The FDA should strengthen these guidelines and establish a mandatory ban on the use of antibiotics in animal production except to treat sick animals.
For the U.S. Department of Agriculture (USDA)
Consumers who want to buy meat raised without antibiotics should be able to feel secure that the labels on those products are meaningful (i.e. that there is a definition for them) and that their truthfulness is verified by someone. Our shoppers found several instances of labels that could mislead consumers to believe they were buying meat from animals that were not given antibiotics, when in fact that is not necessarily the case. and although the USDA is supposed to approve all labels on meat and poultry packages prior to use, our shoppers and researchers found several unapproved labels in the marketplace.
The USDA should improve its supervision of labels related to antibiotic use in several ways.
The USDA/FSIS currently conducts its reviews behind closed doors and does not disclose what specific labels it has authorized or which companies have been authorized to use them. The USDA should post on its website all authorized labels, the products they are authorized for, and the label definition, to help consumers understand the labels.
The USDA should establish one approved phrasing for such labels, such as “no antibiotics ever used,” and restrict all labels to that usage. That would significantly reduce consumer confusion.
The USDA should establish a formal standard defining this label (the USDA indicated to Consumer Reports that it does not allow use of ionophores and prohibits antibiotic use at any stage of an animal’s life, if meat is to carry a “no antibiotics” label, but the full definition is not published on its website). This would help both companies and consumers understand label requirements and facilitate better enforcement.
The USDA should check up on “no antibiotics” labels to verify their truthfulness, and take action against labels that do not conform to its established definitions.

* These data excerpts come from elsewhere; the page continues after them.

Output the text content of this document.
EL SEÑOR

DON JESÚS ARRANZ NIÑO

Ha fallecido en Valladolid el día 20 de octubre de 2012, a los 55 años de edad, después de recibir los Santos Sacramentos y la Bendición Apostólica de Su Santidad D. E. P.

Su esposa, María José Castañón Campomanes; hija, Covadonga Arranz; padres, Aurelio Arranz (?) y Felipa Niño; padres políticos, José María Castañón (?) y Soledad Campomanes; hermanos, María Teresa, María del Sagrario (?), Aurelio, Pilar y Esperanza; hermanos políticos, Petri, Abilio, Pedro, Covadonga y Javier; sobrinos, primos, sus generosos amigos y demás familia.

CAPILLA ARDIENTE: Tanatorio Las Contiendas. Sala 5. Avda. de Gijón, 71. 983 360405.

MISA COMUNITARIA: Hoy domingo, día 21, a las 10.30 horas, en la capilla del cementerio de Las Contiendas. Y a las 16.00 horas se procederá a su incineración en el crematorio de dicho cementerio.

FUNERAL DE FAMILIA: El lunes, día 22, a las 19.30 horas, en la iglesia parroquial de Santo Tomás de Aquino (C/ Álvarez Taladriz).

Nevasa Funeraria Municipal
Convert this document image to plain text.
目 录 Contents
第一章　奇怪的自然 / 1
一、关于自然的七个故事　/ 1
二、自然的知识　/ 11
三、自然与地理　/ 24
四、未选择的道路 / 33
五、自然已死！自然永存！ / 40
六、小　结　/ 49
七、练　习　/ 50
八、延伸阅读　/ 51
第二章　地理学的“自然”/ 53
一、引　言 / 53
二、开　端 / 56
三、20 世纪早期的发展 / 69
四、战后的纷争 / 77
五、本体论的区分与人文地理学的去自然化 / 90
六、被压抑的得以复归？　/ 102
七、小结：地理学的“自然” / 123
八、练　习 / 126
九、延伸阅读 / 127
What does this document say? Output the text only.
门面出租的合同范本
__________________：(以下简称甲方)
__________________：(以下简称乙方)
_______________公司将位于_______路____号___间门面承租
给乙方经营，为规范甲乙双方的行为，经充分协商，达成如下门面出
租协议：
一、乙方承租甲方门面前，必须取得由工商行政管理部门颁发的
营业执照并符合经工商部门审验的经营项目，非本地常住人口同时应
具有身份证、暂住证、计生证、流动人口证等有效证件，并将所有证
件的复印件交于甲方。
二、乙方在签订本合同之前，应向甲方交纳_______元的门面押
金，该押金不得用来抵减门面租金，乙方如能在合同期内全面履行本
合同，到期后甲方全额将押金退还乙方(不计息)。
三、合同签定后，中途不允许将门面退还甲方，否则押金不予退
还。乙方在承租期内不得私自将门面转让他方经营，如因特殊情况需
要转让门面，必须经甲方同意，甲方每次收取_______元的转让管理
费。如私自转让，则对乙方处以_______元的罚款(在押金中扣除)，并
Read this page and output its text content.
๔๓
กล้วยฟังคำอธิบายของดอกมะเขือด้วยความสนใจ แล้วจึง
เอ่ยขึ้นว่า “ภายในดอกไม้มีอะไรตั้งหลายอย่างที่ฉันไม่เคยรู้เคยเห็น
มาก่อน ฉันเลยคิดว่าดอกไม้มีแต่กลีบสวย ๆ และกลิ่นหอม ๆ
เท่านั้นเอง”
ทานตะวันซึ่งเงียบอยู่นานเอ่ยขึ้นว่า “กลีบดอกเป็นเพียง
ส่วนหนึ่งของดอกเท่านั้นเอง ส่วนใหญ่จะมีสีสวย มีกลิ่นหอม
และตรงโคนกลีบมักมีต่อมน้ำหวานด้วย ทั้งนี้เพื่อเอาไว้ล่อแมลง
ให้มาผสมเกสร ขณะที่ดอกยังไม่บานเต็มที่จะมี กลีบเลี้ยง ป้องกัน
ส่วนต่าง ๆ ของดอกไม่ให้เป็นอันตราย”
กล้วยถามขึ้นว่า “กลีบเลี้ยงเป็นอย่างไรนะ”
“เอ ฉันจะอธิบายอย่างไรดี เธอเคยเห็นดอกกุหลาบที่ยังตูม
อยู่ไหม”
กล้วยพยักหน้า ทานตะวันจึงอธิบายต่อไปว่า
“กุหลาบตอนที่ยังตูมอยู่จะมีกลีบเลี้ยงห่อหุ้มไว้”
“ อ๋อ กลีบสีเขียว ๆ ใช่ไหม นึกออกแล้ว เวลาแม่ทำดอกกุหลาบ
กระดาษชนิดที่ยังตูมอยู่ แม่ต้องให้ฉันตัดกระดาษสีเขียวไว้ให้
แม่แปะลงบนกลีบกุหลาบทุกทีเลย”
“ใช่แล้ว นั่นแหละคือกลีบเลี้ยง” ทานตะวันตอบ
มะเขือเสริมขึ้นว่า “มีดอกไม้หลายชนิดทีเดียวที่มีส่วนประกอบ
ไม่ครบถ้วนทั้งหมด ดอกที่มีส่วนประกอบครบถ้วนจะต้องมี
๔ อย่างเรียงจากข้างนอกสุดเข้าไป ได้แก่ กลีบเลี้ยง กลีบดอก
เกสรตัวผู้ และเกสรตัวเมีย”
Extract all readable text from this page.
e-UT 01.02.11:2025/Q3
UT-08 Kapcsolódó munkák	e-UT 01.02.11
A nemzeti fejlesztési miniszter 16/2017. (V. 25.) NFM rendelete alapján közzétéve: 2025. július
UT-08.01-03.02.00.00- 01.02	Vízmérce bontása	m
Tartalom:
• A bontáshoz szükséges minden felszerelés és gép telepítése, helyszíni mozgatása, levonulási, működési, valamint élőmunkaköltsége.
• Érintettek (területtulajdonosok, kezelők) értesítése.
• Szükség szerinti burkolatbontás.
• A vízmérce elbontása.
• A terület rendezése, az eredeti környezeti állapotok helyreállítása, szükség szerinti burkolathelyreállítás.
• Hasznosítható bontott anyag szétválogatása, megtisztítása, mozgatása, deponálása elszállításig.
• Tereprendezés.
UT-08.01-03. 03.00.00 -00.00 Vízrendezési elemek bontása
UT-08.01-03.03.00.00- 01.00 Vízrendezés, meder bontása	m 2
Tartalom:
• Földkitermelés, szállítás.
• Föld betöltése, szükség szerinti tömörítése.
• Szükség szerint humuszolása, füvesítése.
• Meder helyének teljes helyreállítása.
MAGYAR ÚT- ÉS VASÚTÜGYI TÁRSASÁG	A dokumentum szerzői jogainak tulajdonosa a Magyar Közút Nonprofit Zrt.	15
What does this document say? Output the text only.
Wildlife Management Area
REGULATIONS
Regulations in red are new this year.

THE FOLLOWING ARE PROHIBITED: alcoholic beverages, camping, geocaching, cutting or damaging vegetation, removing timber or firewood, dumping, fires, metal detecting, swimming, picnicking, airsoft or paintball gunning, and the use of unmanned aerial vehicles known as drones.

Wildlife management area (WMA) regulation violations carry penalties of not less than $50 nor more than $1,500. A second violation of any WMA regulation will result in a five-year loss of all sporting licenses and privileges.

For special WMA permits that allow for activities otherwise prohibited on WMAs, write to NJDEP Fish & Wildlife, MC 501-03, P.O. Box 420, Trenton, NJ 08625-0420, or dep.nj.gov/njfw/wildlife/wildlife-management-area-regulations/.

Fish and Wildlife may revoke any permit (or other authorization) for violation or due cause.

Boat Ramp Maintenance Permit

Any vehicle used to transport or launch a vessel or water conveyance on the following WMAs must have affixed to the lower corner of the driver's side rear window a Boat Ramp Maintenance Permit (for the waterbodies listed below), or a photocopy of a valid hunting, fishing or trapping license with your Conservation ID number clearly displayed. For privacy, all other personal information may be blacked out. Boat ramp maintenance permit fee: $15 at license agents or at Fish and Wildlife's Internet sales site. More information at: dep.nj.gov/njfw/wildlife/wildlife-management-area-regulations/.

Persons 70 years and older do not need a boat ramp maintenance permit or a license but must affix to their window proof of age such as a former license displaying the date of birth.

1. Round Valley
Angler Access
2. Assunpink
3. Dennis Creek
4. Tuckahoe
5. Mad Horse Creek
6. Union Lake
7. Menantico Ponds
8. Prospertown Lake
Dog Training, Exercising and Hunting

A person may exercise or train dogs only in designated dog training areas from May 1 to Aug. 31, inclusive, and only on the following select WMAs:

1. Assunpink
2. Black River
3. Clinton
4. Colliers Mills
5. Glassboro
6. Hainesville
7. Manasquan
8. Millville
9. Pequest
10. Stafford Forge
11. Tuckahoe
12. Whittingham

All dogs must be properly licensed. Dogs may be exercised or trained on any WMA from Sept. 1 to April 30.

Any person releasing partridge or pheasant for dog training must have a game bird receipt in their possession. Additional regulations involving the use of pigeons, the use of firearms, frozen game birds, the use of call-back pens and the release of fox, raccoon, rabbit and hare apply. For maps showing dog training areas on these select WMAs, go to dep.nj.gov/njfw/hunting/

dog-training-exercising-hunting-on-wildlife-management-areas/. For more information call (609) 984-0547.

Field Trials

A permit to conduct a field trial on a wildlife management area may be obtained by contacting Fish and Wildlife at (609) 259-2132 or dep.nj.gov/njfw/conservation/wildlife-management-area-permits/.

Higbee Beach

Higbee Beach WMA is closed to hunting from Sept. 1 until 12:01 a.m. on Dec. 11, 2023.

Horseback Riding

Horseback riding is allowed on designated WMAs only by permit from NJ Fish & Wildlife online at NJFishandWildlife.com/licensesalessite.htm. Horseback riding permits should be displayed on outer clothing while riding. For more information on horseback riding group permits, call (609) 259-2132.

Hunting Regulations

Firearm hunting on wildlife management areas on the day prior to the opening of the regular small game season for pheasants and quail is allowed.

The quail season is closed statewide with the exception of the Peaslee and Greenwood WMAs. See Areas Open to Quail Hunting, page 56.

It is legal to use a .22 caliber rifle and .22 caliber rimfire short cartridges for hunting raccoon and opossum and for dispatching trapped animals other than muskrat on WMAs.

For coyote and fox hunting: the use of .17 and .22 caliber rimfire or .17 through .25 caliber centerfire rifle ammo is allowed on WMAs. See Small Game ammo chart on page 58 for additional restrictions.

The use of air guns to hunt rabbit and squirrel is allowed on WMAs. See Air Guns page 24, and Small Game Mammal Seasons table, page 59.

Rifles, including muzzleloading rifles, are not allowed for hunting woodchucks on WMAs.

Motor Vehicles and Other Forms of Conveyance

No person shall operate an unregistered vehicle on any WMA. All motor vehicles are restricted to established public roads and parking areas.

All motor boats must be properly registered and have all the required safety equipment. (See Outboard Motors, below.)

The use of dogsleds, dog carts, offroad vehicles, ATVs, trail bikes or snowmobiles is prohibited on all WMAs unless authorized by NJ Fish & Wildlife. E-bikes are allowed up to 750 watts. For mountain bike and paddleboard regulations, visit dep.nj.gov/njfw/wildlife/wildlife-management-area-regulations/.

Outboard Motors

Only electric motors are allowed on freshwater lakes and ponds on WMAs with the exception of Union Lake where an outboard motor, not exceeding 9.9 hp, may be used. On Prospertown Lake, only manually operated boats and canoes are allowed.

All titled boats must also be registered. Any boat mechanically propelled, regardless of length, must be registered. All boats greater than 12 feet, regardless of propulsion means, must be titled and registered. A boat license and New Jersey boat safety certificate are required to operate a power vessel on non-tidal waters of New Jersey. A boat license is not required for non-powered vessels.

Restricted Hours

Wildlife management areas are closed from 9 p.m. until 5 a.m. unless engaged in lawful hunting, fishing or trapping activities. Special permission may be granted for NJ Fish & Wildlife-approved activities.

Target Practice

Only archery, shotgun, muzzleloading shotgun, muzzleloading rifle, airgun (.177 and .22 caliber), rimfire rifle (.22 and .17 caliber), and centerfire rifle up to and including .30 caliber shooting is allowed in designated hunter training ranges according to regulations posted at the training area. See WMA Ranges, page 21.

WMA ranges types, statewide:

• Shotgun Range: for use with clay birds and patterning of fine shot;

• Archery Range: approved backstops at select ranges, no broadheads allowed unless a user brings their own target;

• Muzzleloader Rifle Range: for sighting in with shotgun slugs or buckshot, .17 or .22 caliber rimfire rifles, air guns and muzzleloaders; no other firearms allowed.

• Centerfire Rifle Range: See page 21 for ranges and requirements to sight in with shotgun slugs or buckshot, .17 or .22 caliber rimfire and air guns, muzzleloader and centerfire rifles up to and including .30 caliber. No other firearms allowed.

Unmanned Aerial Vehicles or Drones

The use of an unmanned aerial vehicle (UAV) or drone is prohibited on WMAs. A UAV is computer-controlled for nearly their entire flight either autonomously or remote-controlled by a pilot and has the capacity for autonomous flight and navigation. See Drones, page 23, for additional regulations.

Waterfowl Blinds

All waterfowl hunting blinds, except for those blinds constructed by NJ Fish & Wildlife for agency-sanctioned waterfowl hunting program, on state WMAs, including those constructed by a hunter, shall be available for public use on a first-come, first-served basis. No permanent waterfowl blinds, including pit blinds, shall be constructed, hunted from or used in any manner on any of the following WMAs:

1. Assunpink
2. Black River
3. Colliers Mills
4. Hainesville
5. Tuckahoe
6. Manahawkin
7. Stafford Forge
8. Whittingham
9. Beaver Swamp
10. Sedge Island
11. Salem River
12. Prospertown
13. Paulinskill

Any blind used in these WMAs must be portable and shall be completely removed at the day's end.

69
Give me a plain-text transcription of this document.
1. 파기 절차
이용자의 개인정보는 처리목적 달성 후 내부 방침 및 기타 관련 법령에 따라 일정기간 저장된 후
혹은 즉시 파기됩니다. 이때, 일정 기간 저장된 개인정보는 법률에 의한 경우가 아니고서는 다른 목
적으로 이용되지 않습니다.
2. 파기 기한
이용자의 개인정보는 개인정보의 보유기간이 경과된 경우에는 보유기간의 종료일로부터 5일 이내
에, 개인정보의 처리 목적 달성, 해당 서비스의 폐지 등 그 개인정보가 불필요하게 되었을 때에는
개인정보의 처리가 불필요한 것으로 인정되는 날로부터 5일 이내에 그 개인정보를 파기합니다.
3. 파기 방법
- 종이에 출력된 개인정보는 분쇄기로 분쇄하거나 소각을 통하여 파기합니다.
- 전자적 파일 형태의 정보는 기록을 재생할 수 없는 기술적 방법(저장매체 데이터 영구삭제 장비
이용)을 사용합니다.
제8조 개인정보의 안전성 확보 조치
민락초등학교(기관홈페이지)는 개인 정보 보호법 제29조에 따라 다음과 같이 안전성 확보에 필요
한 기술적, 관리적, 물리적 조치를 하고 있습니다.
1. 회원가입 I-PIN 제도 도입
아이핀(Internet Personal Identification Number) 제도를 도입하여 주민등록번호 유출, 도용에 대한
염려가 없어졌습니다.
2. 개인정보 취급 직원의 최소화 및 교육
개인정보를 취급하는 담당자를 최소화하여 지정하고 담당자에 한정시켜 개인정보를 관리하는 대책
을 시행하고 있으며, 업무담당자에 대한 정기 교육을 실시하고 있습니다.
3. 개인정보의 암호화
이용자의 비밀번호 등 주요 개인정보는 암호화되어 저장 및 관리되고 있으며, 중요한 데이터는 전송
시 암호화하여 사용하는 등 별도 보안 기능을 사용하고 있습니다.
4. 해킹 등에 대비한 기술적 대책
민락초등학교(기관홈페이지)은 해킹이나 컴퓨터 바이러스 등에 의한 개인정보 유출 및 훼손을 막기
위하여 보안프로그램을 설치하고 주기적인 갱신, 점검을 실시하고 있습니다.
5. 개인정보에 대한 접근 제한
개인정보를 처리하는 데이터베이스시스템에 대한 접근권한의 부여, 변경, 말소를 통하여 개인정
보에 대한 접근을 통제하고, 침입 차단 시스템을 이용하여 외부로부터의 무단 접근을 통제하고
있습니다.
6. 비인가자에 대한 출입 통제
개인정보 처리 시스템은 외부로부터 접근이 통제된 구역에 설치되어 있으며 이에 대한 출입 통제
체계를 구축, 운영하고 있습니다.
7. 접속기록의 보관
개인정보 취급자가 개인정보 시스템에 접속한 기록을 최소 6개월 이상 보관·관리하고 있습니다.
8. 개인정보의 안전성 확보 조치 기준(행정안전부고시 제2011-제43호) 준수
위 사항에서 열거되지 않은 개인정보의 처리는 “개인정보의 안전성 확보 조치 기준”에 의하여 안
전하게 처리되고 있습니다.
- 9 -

For the Meat and Poultry Industries
Giving cattle, pigs, turkeys, and chickens antibiotics in their food and water to improve their growth and prevent disease has become standard practice, especially at very large feedlots and mass-production facilities. For the sake of preserving these drugs for treatment of sick people, it is imperative for meat and poultry producers to stop treating animals with these drugs prophylactically and for growth promotion. In doing so, they will take a step toward solving the public health problem of antibiotic resistance and decrease the chance of “superbug” infection outbreaks.
The livestock industries in many other countries have already transitioned away from the use of antibiotics in food animals without detriment to production or sales. U.S. meat producers should follow suit.
For the Pharmaceutical Industry
To keep antibiotics effectively working to treat infections, there must be limits on their use for non-essential purposes. as the developers and manufacturers of these drugs, the pharmaceutical industry has a responsibility to limit their use in animals.
The FDA recently called on the drug industry to cease marketing antibiotics for use in animal feed and water for the purpose of growth promotion. Consumers Union fully supports this request. However, we urge the industry to go further and to cease selling antibiotics for disease prevention in animals. Drug companies would never market antibiotics to humans for routine continuous use to prevent disease or promote growth, without a prescription, nor should they continue this practice for animals. We call on the pharmaceutical industry to limit antibiotic sales to the livestock industry solely for therapeutic use on sick animals.